Glyphosate was applied at 16 and 32 oz. per acre in a 1% water solution early-, mid- and late-season. As expected, the early- and mid-applications killed all vegetation and produced little forage. A later application significantly reduced medusahead without obliterating the season’s forage. Cost of application of herbicide was $15/ac, including labor, fuel, herbicide and machinery.
Therefore, all treatments are expected to have a positive net return. While mowing was more expensive, its effectiveness was superior, and thus it is a profitable method in those areas where mowing is feasible.
Areas needing additional study
This project clearly shows that medusahead density can be reduced significantly in just one season if its seed production is prevented by defoliation, mowing or herbicide application after the boot stage and before the grain fills the full length of the lemma. The elusive key is to achieve uniform levels of defoliation or medusahead plant death within the narrow two-three week window without jeopardizing desirable species or causing soil degradation.
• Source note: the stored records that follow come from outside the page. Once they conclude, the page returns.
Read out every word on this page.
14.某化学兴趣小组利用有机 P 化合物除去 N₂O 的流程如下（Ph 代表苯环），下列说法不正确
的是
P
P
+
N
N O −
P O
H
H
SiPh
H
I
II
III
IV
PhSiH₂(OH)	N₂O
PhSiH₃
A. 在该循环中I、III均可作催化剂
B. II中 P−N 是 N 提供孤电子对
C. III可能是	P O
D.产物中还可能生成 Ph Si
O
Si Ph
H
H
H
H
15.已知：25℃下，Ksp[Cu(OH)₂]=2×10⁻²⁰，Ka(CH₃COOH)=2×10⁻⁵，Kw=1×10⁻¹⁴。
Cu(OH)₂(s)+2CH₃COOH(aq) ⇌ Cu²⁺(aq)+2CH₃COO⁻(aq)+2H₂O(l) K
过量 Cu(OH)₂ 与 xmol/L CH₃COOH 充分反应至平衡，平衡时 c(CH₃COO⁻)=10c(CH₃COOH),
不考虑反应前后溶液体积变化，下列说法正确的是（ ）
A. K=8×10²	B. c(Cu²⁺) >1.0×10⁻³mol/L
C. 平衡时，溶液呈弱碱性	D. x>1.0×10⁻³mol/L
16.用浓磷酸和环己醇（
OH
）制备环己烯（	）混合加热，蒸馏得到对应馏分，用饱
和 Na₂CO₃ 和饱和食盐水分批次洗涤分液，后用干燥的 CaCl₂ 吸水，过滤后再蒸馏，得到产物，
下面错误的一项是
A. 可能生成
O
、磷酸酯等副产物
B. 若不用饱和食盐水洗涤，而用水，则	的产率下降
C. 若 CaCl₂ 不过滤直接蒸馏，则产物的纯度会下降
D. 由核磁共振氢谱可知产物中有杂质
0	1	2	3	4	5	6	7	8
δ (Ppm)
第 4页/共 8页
In order to plan for such precise timing of applications, one needs accurate forecasts of medusahead phenology. Our attempts indicate that there are significant difference in phenology over regions, but we were unable to determine the main causal factors determining the timing of the reproductive phase in medusahead. More research is needed with more intensive temporal sampling to determine how medusahead’s phenological “clock” is set.
Based on the typical stocking rates in California, and on the stocking densities necessary to achieve medusahead control, we estimate that ranches should be able to apply precision grazing to a maximum of 1-5% of their land per year. The long term effectiveness of the method depends on the rate at which medusahead can expand again after treatments. Rates of medusahead expansion should be looked into.